What brought them together? An interest in getting fit. Their vehicle to do that is CrossFit, an exercise program that builds both strength and endurance through ever-changing routines. Workouts can vary from running and weight lifting to striking sledgehammers against tires, as the group did on a recent day. The point is to mix it up, working a variety of muscles and keeping the exercise interesting. Routine is the enemy, said one of the group’s founders, Keith Watanabe, a Deputy District Attorney in the Vista office.
“You make yourself do things you wouldn’t otherwise do,” said Hung Bach, also a Deputy District Attorney in the Vista office and a member of the group. “It builds confidence. It makes you think and wonder what else can I do? It’s addicting.”
Now an affiliate of the CrossFit company, the group officially goes by the name, “CrossFit Aequitas.” Aequitas means justice in Latin.
The group’s roots go back to 2010, when a Superior Court judge based in Vista invited some of the Deputy District Attorneys to do a CrossFit workout together. Watanabe and Deputy DA Garret Wong joined him and quickly got hooked.
Over the years, more employees started participating in the workouts. They chipped in to buy equipment and installed a few pull up bars next to the complex’s parking lot. Employees even paid for Wong, a former personal trainer, to get his instructor certification through the CrossFit company. It offers gyms around the country affiliate status for a few thousand dollars a year.
Wong said a police officer he knows told him public agencies can become an affiliate for free under a special nonprofit status through the CrossFit company. So last year, Wong worked to arrange that.
Wong said their status as an affiliate gives the group more caché. He runs daily lunchtime CrossFit workouts at the County Complex in Vista, with about five to 10 participants per session. He also sends daily workouts by email to a list of 150 people, who are spread around the County. About 25 members are active at the Vista location, and DA employees at other locations around the County follow the workouts.

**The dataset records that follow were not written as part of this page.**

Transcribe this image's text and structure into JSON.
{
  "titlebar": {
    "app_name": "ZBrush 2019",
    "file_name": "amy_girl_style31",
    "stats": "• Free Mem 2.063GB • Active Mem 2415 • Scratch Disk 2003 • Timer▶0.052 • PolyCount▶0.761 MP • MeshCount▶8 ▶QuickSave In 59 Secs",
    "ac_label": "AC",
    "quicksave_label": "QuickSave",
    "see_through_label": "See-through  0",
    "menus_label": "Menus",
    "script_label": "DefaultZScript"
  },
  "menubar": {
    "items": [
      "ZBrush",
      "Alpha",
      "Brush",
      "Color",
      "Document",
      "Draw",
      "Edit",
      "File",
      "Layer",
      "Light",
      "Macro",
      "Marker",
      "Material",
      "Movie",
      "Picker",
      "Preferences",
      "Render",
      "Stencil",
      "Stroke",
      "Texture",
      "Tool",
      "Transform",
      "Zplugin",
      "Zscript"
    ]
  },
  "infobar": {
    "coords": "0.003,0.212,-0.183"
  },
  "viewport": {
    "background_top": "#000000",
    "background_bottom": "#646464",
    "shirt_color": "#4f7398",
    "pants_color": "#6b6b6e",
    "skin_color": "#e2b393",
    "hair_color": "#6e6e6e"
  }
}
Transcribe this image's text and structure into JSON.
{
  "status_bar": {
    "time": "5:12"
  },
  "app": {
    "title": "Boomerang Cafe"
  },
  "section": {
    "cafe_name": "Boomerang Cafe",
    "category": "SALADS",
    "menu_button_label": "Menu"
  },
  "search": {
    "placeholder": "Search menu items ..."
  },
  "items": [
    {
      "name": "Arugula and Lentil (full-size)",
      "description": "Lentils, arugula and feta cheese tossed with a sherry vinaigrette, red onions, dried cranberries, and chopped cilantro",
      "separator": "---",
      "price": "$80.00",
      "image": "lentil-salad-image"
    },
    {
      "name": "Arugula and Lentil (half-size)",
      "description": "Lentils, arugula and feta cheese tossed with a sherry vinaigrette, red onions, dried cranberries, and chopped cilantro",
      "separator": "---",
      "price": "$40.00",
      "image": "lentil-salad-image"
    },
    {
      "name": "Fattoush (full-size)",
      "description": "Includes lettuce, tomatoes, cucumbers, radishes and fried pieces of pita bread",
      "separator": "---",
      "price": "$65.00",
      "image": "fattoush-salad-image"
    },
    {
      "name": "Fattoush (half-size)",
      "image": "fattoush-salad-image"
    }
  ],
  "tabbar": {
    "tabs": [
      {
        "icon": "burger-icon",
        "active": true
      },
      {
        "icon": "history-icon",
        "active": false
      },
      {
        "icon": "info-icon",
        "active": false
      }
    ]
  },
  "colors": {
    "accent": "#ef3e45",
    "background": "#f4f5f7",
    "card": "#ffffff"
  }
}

Wong recently led about a dozen employees in a challenging but fun workout in the parking lot behind the Vista County Complex. They met about noon on an unseasonably warm day, starting out with a warm up of jogging, high steps and stretching. Then they moved into the heart of the workout, a circuit with four stations that would have them running while carrying each other piggyback, jumping rope, lifting kettle bells and striking sledgehammers against a huge tire. Wong split the employees into teams of two or three and asked them to try to make it around the circuit as many times as possible in 30 minutes. Participants cheered each other on, encouraging one another throughout the workout.
Claudia Plascencia, also a Deputy DA based in the Vista office, said she had never exercised before she started doing the CrossFit workouts three months ago. She’d heard about the workouts soon after she started the job. Now she and the other attorneys assigned to misdemeanor trials go to the workouts together a few times a week.
“I don’t think I would do these on my own,” she said.
Nikki Cassidy, a Deputy DA who also recently started the workouts after being hired, praised Wong for his patience in leading her and others through the exercises. She said she’s long been a runner but that the CrossFit workouts have helped her build strength.
“It’s totally toned me up,” she said. “It’s awesome.”
She said that joining a CrossFit gym would normally cost $130-$180 month, but that these workouts are free.
Working out was nothing new to Dan DeLeon, Probation director in Vista and former Army reservist, when he started doing CrossFit with the group. He had run in marathons and other competitions, but said he feels better than ever now: stronger and more fit and energetic.
“This has changed my life,” he said.